Question

A force of 98n is just able to move a block of mass 20 kg on a rough horizontal surface .Calculate the coefficent of friction

Answer 1

$\huge{\boxed{\text{Answer :-}}}$

♦ As provided that

→ Force applied to move = 98 N

→ Mass of Block = 20 kg

♦ Before solving we must know

• What equation for force ?

→ F = Mass × acceleration

>> F = ma

• What is equation for Kinetic friction ?

→ $F_k = \mu N$

• How to find $N$ ( Normal force) ?

→ Normal force is a contact force applied by the surface to the object .

N = MgCos∅

♦ Now solving the Question :-

>> As according to the Questions , it says that the force of 98 N was just able to move the block .

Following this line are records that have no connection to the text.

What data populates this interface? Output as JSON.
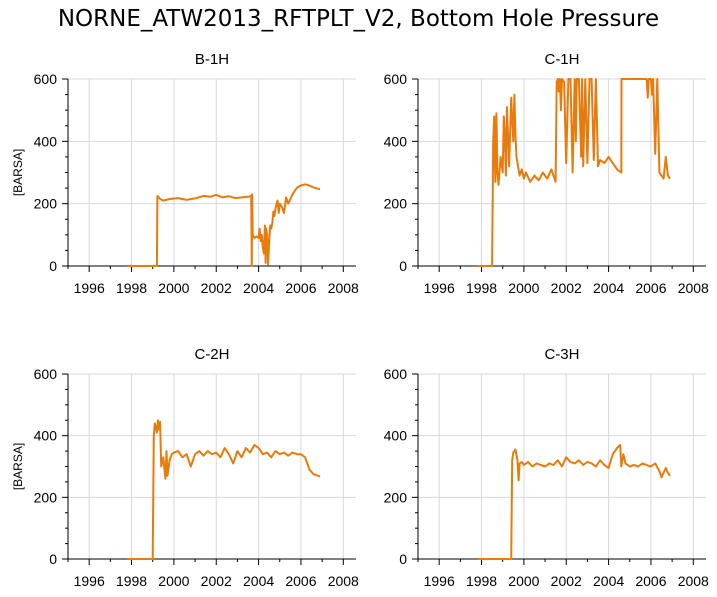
{
  "title": "NORNE_ATW2013_RFTPLT_V2, Bottom Hole Pressure",
  "colors": {
    "series": "#e87b0c",
    "grid": "#d9d9d9",
    "axis": "#000000"
  },
  "chart_data": [
    {
      "type": "line",
      "title": "B-1H",
      "ylabel": "[BARSA]",
      "xlim": [
        1995,
        2008.6
      ],
      "ylim": [
        0,
        600
      ],
      "xticks": [
        1996,
        1998,
        2000,
        2002,
        2004,
        2006,
        2008
      ],
      "yticks": [
        0,
        200,
        400,
        600
      ],
      "grid": true,
      "series": [
        {
          "x": [
            1997.8,
            1999.2,
            1999.22,
            1999.35,
            1999.5,
            1999.8,
            2000.2,
            2000.6,
            2001.0,
            2001.4,
            2001.7,
            2002.0,
            2002.3,
            2002.6,
            2002.9,
            2003.2,
            2003.5,
            2003.65,
            2003.68,
            2003.7,
            2003.72,
            2003.8,
            2003.9,
            2004.0,
            2004.05,
            2004.1,
            2004.15,
            2004.2,
            2004.25,
            2004.3,
            2004.33,
            2004.36,
            2004.4,
            2004.45,
            2004.5,
            2004.55,
            2004.6,
            2004.65,
            2004.7,
            2004.75,
            2004.8,
            2004.85,
            2004.9,
            2004.95,
            2005.0,
            2005.1,
            2005.2,
            2005.3,
            2005.4,
            2005.5,
            2005.6,
            2005.7,
            2005.8,
            2005.9,
            2006.0,
            2006.2,
            2006.4,
            2006.6,
            2006.8,
            2006.9
          ],
          "y": [
            0,
            0,
            225,
            215,
            210,
            215,
            218,
            212,
            217,
            225,
            222,
            228,
            220,
            224,
            218,
            220,
            222,
            225,
            0,
            230,
            100,
            90,
            95,
            90,
            120,
            80,
            100,
            60,
            40,
            130,
            10,
            120,
            100,
            5,
            80,
            130,
            120,
            140,
            175,
            160,
            185,
            200,
            210,
            170,
            200,
            190,
            170,
            220,
            200,
            215,
            230,
            240,
            250,
            255,
            258,
            262,
            258,
            252,
            248,
            246
          ]
        }
      ]
    },
    {
      "type": "line",
      "title": "C-1H",
      "ylabel": "",
      "xlim": [
        1995,
        2008.6
      ],
      "ylim": [
        0,
        600
      ],
      "xticks": [
        1996,
        1998,
        2000,
        2002,
        2004,
        2006,
        2008
      ],
      "yticks": [
        0,
        200,
        400,
        600
      ],
      "grid": true,
      "series": [
        {
          "x": [
            1997.8,
            1998.5,
            1998.55,
            1998.6,
            1998.65,
            1998.7,
            1998.75,
            1998.8,
            1998.9,
            1999.0,
            1999.05,
            1999.1,
            1999.15,
            1999.2,
            1999.25,
            1999.3,
            1999.4,
            1999.5,
            1999.55,
            1999.6,
            1999.65,
            1999.7,
            1999.8,
            1999.9,
            2000.0,
            2000.1,
            2000.3,
            2000.5,
            2000.7,
            2000.9,
            2001.1,
            2001.3,
            2001.5,
            2001.55,
            2001.6,
            2001.65,
            2001.7,
            2001.75,
            2001.8,
            2001.9,
            2002.0,
            2002.1,
            2002.2,
            2002.3,
            2002.4,
            2002.45,
            2002.5,
            2002.6,
            2002.7,
            2002.75,
            2002.8,
            2002.9,
            2003.0,
            2003.1,
            2003.2,
            2003.3,
            2003.4,
            2003.5,
            2003.6,
            2003.8,
            2004.0,
            2004.2,
            2004.4,
            2004.6,
            2004.61,
            2004.8,
            2005.0,
            2005.2,
            2005.4,
            2005.6,
            2005.8,
            2005.85,
            2005.9,
            2006.0,
            2006.05,
            2006.1,
            2006.2,
            2006.3,
            2006.4,
            2006.5,
            2006.6,
            2006.7,
            2006.8,
            2006.9
          ],
          "y": [
            0,
            0,
            400,
            480,
            270,
            490,
            300,
            260,
            350,
            300,
            480,
            420,
            290,
            510,
            420,
            320,
            540,
            400,
            550,
            420,
            350,
            330,
            290,
            310,
            280,
            300,
            270,
            290,
            275,
            300,
            280,
            310,
            270,
            590,
            600,
            560,
            600,
            500,
            600,
            590,
            330,
            600,
            600,
            300,
            600,
            400,
            600,
            600,
            350,
            600,
            320,
            600,
            330,
            600,
            600,
            340,
            600,
            320,
            340,
            330,
            350,
            330,
            310,
            300,
            600,
            600,
            600,
            600,
            600,
            600,
            600,
            540,
            600,
            600,
            550,
            600,
            360,
            600,
            300,
            290,
            280,
            350,
            290,
            280
          ]
        }
      ]
    },
    {
      "type": "line",
      "title": "C-2H",
      "ylabel": "[BARSA]",
      "xlim": [
        1995,
        2008.6
      ],
      "ylim": [
        0,
        600
      ],
      "xticks": [
        1996,
        1998,
        2000,
        2002,
        2004,
        2006,
        2008
      ],
      "yticks": [
        0,
        200,
        400,
        600
      ],
      "grid": true,
      "series": [
        {
          "x": [
            1997.8,
            1999.0,
            1999.05,
            1999.1,
            1999.2,
            1999.25,
            1999.3,
            1999.35,
            1999.4,
            1999.5,
            1999.6,
            1999.65,
            1999.7,
            1999.8,
            1999.9,
            2000.0,
            2000.2,
            2000.4,
            2000.6,
            2000.8,
            2001.0,
            2001.2,
            2001.4,
            2001.6,
            2001.8,
            2002.0,
            2002.2,
            2002.4,
            2002.6,
            2002.8,
            2003.0,
            2003.2,
            2003.4,
            2003.6,
            2003.8,
            2004.0,
            2004.2,
            2004.4,
            2004.6,
            2004.8,
            2005.0,
            2005.2,
            2005.4,
            2005.6,
            2005.8,
            2006.0,
            2006.2,
            2006.4,
            2006.6,
            2006.8,
            2006.9
          ],
          "y": [
            0,
            0,
            400,
            440,
            410,
            450,
            420,
            445,
            300,
            330,
            260,
            350,
            270,
            320,
            340,
            345,
            350,
            330,
            340,
            300,
            340,
            350,
            335,
            350,
            340,
            345,
            330,
            360,
            340,
            310,
            350,
            330,
            360,
            345,
            370,
            360,
            340,
            345,
            330,
            350,
            340,
            345,
            335,
            345,
            340,
            340,
            330,
            290,
            275,
            270,
            268
          ]
        }
      ]
    },
    {
      "type": "line",
      "title": "C-3H",
      "ylabel": "",
      "xlim": [
        1995,
        2008.6
      ],
      "ylim": [
        0,
        600
      ],
      "xticks": [
        1996,
        1998,
        2000,
        2002,
        2004,
        2006,
        2008
      ],
      "yticks": [
        0,
        200,
        400,
        600
      ],
      "grid": true,
      "series": [
        {
          "x": [
            1997.8,
            1999.4,
            1999.45,
            1999.5,
            1999.6,
            1999.7,
            1999.75,
            1999.8,
            1999.9,
            2000.0,
            2000.2,
            2000.4,
            2000.6,
            2000.8,
            2001.0,
            2001.2,
            2001.4,
            2001.6,
            2001.8,
            2002.0,
            2002.2,
            2002.4,
            2002.6,
            2002.8,
            2003.0,
            2003.2,
            2003.4,
            2003.6,
            2003.8,
            2004.0,
            2004.2,
            2004.4,
            2004.55,
            2004.6,
            2004.7,
            2004.8,
            2005.0,
            2005.2,
            2005.4,
            2005.6,
            2005.8,
            2006.0,
            2006.2,
            2006.4,
            2006.5,
            2006.6,
            2006.7,
            2006.8,
            2006.9
          ],
          "y": [
            0,
            0,
            320,
            345,
            355,
            320,
            255,
            310,
            315,
            305,
            315,
            300,
            310,
            305,
            300,
            310,
            305,
            320,
            300,
            330,
            315,
            310,
            320,
            305,
            315,
            310,
            300,
            320,
            305,
            295,
            340,
            360,
            370,
            300,
            340,
            310,
            300,
            305,
            300,
            310,
            305,
            300,
            310,
            285,
            265,
            280,
            295,
            280,
            270
          ]
        }
      ]
    }
  ]
}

>> Then $F_k = Force \: applied$

♦ So

>> Normal force

= mg ( as cos∅ = 0° )

= 20 × 9.8

= 196 N

>>As $F_k = 98 \:\textbf{N}$

Then

$98 = \mu N$

$\implies 98 = \mu 196$

$\implies \mu = \dfrac{98}{196}$

$\implies \mu = \dfrac{1}{2}$

♦ So the value of coefficient of friction = $\bold{\dfrac{1}{2}}$

Answer 2

Hello ☺

___________________rrjack29 ❤ here

___________Answer ⤵⤵⤵

Given,

↪ Force applied to move = 98 N
↪ Mass of Block = 20 kg 

F = Mass × acceleration 

　◾　F = ma 


= mg

= 20 × 9.8

= 196 N

As, Fk ​=98N 

Then,

μ = 1/2

♦ So the value of coefficient of friction = 1/2